O grow in the likeness of God about man.

Through baptism, we have been given participation in the life of God. But how does God live? In what does his life consist? Jesus Christ told us something about this when he revealed that God is one but three-personal. Jesus made visible the goodness and love of the heavenly Father. He lived to do His Father’s will to the uttermost, even to the cross. He also spoke of the Spirit who proceeds from the Father, who receives all things from Christ and communicates them to us. The Spirit of God guided Jesus in fulfilling his mission, and Jesus rejoiced in the Holy Spirit.
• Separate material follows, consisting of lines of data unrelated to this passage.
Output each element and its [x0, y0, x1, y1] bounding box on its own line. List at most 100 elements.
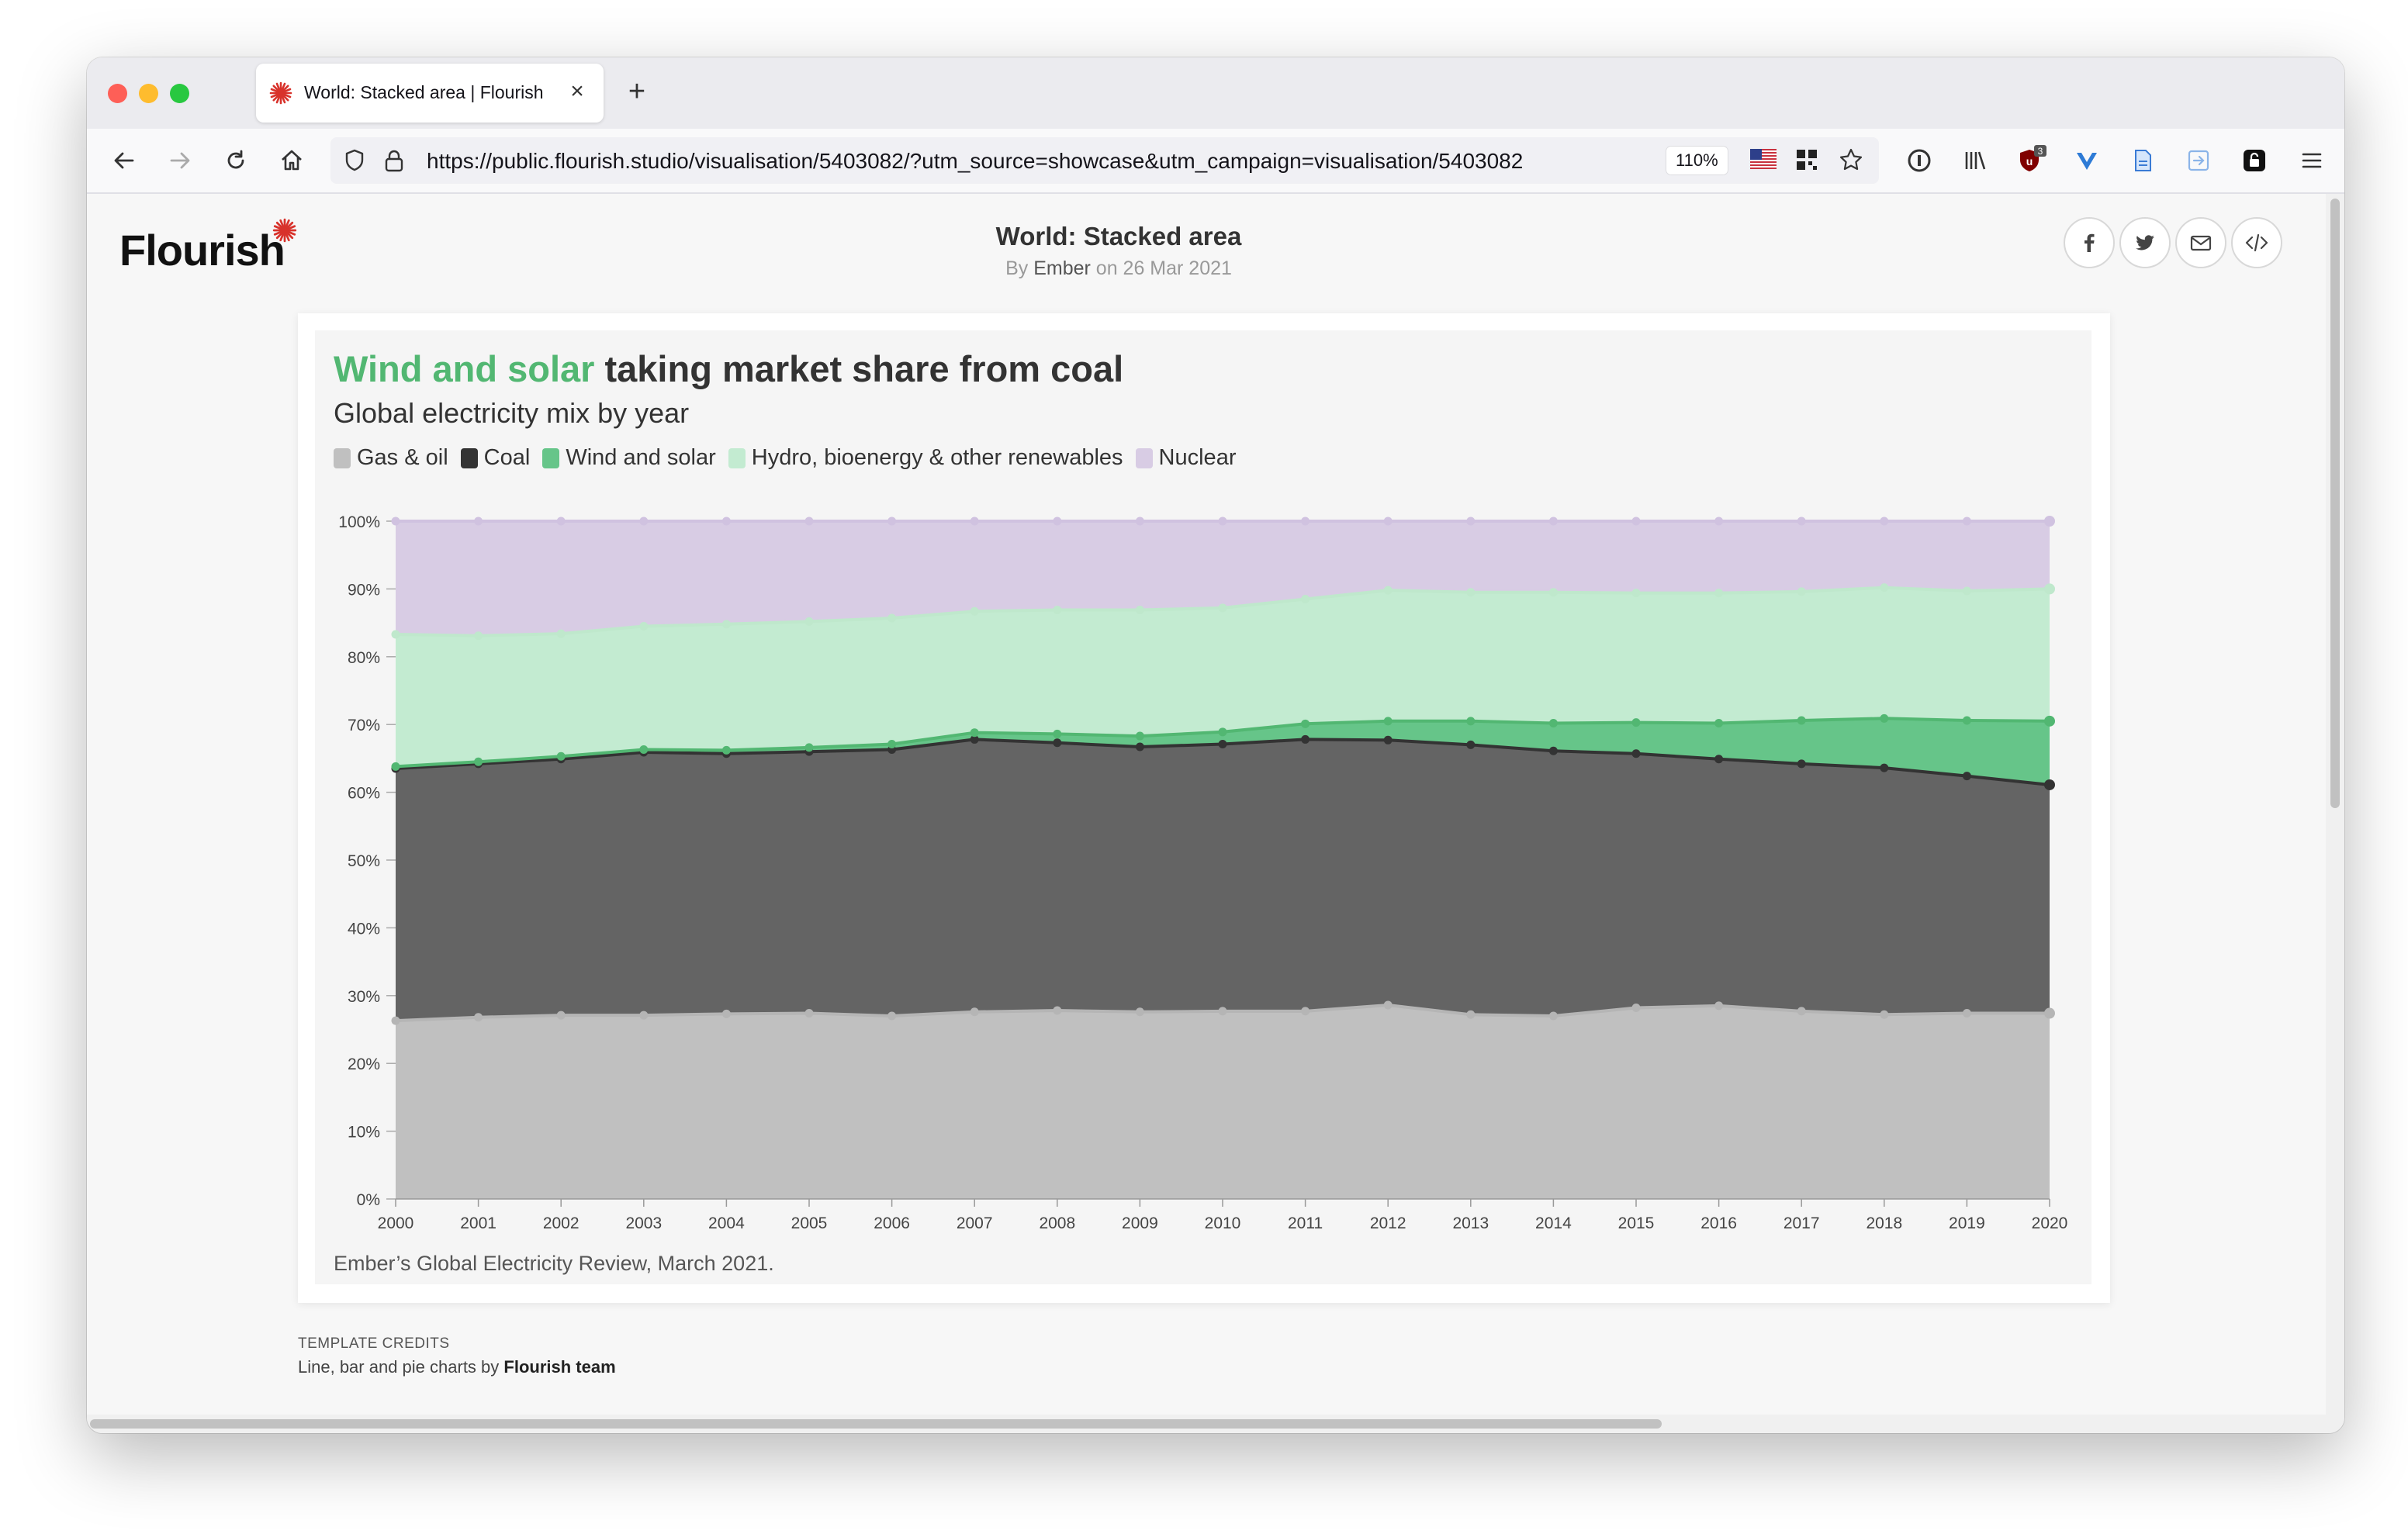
password-manager-icon[interactable]: [1902, 143, 1936, 178]
point-gas-oil: [391, 1016, 400, 1025]
back-icon[interactable]: [107, 143, 141, 178]
credits-team-link[interactable]: Flourish team: [503, 1357, 616, 1377]
page-title: World: Stacked area: [995, 222, 1242, 250]
point-hydro-bioenergy-other-renewables: [1797, 587, 1806, 596]
horizontal-scrollbar[interactable]: [87, 1415, 2344, 1433]
facebook-share-button[interactable]: [2064, 217, 2115, 268]
legend-item-hydro-bioenergy-other-renewables[interactable]: Hydro, bioenergy & other renewables: [728, 445, 1123, 471]
area-gas-oil: [396, 1005, 2050, 1199]
point-coal: [1383, 735, 1393, 745]
point-gas-oil: [804, 1009, 814, 1018]
twitter-icon: [2136, 235, 2154, 250]
legend-item-coal[interactable]: Coal: [460, 445, 530, 471]
point-coal: [2044, 779, 2055, 790]
zoom-level-badge[interactable]: 110%: [1666, 147, 1728, 174]
x-tick-label: 2008: [1039, 1214, 1075, 1232]
byline-prefix: By: [1005, 257, 1034, 279]
chart-legend[interactable]: Gas & oil Coal Wind and solar Hydro, bioene…: [334, 445, 1248, 471]
lock-icon[interactable]: [383, 148, 405, 173]
us-flag-icon[interactable]: [1750, 149, 1777, 169]
point-coal: [1714, 755, 1724, 764]
point-wind-and-solar: [804, 743, 814, 752]
y-tick-label: 50%: [348, 852, 380, 870]
x-tick-label: 2007: [957, 1214, 993, 1232]
flourish-logo[interactable]: Flourish: [119, 226, 285, 275]
x-tick-label: 2002: [543, 1214, 580, 1232]
point-nuclear: [2044, 516, 2055, 527]
svg-text:u: u: [2026, 155, 2033, 168]
y-tick-label: 40%: [348, 920, 380, 938]
byline: By Ember on 26 Mar 2021: [87, 257, 2150, 280]
point-coal: [1631, 749, 1641, 758]
home-icon[interactable]: [275, 143, 309, 178]
point-wind-and-solar: [391, 762, 400, 771]
author-link[interactable]: Ember: [1033, 257, 1091, 279]
stacked-area-chart[interactable]: 0% 10% 20% 30% 40% 50% 60% 70% 80% 90% 100% 2000 200…: [315, 330, 2091, 1246]
point-hydro-bioenergy-other-renewables: [887, 613, 897, 623]
point-wind-and-solar: [1880, 713, 1889, 723]
point-gas-oil: [1053, 1006, 1062, 1015]
vpn-extension-icon[interactable]: [2070, 143, 2104, 178]
legend-item-wind-and-solar[interactable]: Wind and solar: [542, 445, 716, 471]
point-coal: [1135, 742, 1144, 751]
legend-item-nuclear[interactable]: Nuclear: [1135, 445, 1237, 471]
document-extension-icon[interactable]: [2126, 143, 2160, 178]
point-gas-oil: [474, 1013, 483, 1022]
y-tick-label: 100%: [338, 513, 380, 531]
point-gas-oil: [639, 1011, 649, 1020]
horizontal-scroll-thumb[interactable]: [90, 1419, 1662, 1429]
tab-close-icon[interactable]: ×: [570, 78, 584, 104]
point-nuclear: [887, 517, 897, 526]
point-hydro-bioenergy-other-renewables: [970, 606, 979, 616]
tab-title: World: Stacked area | Flourish: [304, 82, 544, 102]
point-gas-oil: [1880, 1010, 1889, 1019]
point-hydro-bioenergy-other-renewables: [1880, 583, 1889, 593]
point-nuclear: [1797, 517, 1806, 526]
x-tick-label: 2020: [2032, 1214, 2068, 1232]
shield-icon[interactable]: [343, 148, 366, 173]
url-text[interactable]: https://public.flourish.studio/visualisa…: [427, 149, 1524, 173]
maximize-window-button[interactable]: [170, 84, 189, 103]
bookmark-star-icon[interactable]: [1839, 147, 1863, 172]
point-gas-oil: [1548, 1011, 1558, 1021]
tab-active[interactable]: World: Stacked area | Flourish ×: [256, 64, 604, 123]
point-nuclear: [1053, 517, 1062, 526]
privacy-lock-extension-icon[interactable]: [2237, 143, 2271, 178]
point-nuclear: [1466, 517, 1476, 526]
qr-code-icon[interactable]: [1795, 148, 1818, 171]
flourish-star-icon: [272, 218, 297, 243]
code-icon: [2245, 233, 2268, 252]
twitter-share-button[interactable]: [2119, 217, 2171, 268]
point-nuclear: [1631, 517, 1641, 526]
point-hydro-bioenergy-other-renewables: [1466, 588, 1476, 597]
x-tick-label: 2001: [460, 1214, 496, 1232]
facebook-icon: [2085, 233, 2095, 252]
legend-label: Nuclear: [1158, 445, 1237, 470]
library-icon[interactable]: [1958, 143, 1992, 178]
close-window-button[interactable]: [108, 84, 127, 103]
legend-item-gas-oil[interactable]: Gas & oil: [334, 445, 448, 471]
send-to-device-icon[interactable]: [2181, 143, 2216, 178]
email-share-button[interactable]: [2175, 217, 2226, 268]
point-coal: [1548, 746, 1558, 755]
menu-icon[interactable]: [2295, 143, 2329, 178]
y-tick-label: 30%: [348, 988, 380, 1006]
area-wind-and-solar: [396, 718, 2050, 785]
x-tick-label: 2019: [1949, 1214, 1985, 1232]
url-bar[interactable]: https://public.flourish.studio/visualisa…: [330, 137, 1879, 184]
minimize-window-button[interactable]: [139, 84, 158, 103]
embed-code-button[interactable]: [2231, 217, 2282, 268]
vertical-scroll-thumb[interactable]: [2330, 199, 2340, 808]
vertical-scrollbar[interactable]: [2326, 194, 2344, 1415]
new-tab-button[interactable]: +: [628, 75, 646, 108]
y-tick-label: 20%: [348, 1055, 380, 1073]
x-tick-label: 2012: [1370, 1214, 1406, 1232]
point-nuclear: [1218, 517, 1227, 526]
point-hydro-bioenergy-other-renewables: [804, 617, 814, 626]
chart-card: Wind and solar taking market share from …: [298, 313, 2110, 1303]
page-content: Flourish World: Stacked area By Ember on…: [87, 194, 2326, 1415]
reload-icon[interactable]: [219, 143, 253, 178]
y-tick-label: 90%: [348, 581, 380, 599]
forward-icon[interactable]: [163, 143, 197, 178]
From these few hints, we may suspect that the life of God is the life of each person and one for the other. Their relationship is so strong and deep that it is also a living person, the Holy Spirit. From this brief hint of what constitutes the life of God, we can suspect that we, too, as baptized persons, are called to cooperate in the growth and development of the life of God within us. Practically, this means that we are to develop our relationship with the triune God and our relationships with people and human persons.

It is on the theme of these relationships with people, and in quite concrete, practical situations that we heard in today’s reading from the Old Testament. These are challenging demands. They require overcoming our selfishness, striving to respect the other, and doing good to him. As a motive for such efforts, God challenges us, “Be holy, as I, your God, am holy.” Holiness is God’s perfection. Practically, it means the challenge to grow in the likeness of God. We are to express this likeness in our relationships with people.

In the Gospel, Jesus gives us yet another motive for such an endeavor: the other person, the person in need and suffering in various ways, the person who requires our service and the overcoming of our egoism, is the person with whom Jesus Christ himself identifies: “What you did – or did not do – to one of the least of these, you did – or did not do – to me.” There could not be a stronger motive for doing good to one’s neighbors, for showing love to people. And in His caring love for us, Jesus reveals that we will be judged from these very acts. For acts of serving love in our neighbors, Jesus will reward us by welcoming us into direct and full participation in the life of the triune God – or, God forbid, exclude us from that participation if we have been oblivious to the misery and suffering of people and have closed ourselves off to our selfishness. When we reflect a little on these words of the Gospel of the Last Judgment, we realize how little we cooperate with the development of God’s life within us and how, in our daily circumstances, we must increase our efforts to show concrete and practical love for our neighbors – following the example of Christ himself, who loved us to the uttermost, even to the point of total self-sacrifice. But it was precisely this total self-giving for our salvation out of love for the Father that brought Jesus, even as a man, to participate fully in the life of God at the moment of his resurrection.

Practical Instruction: acts of serving, attentive love toward our neighbors, motivated by the belief that we are serving Christ himself in them.

Prayer: Merciful God and our Savior, turn our hearts to you and instruct our minds with heavenly doctrine so that we may be perfected by Lenten repentance in the Christian life, through our Lord Jesus Christ, your Son, who is God and lives and reigns with you in union with the Holy Spirit throughout all ages of ages.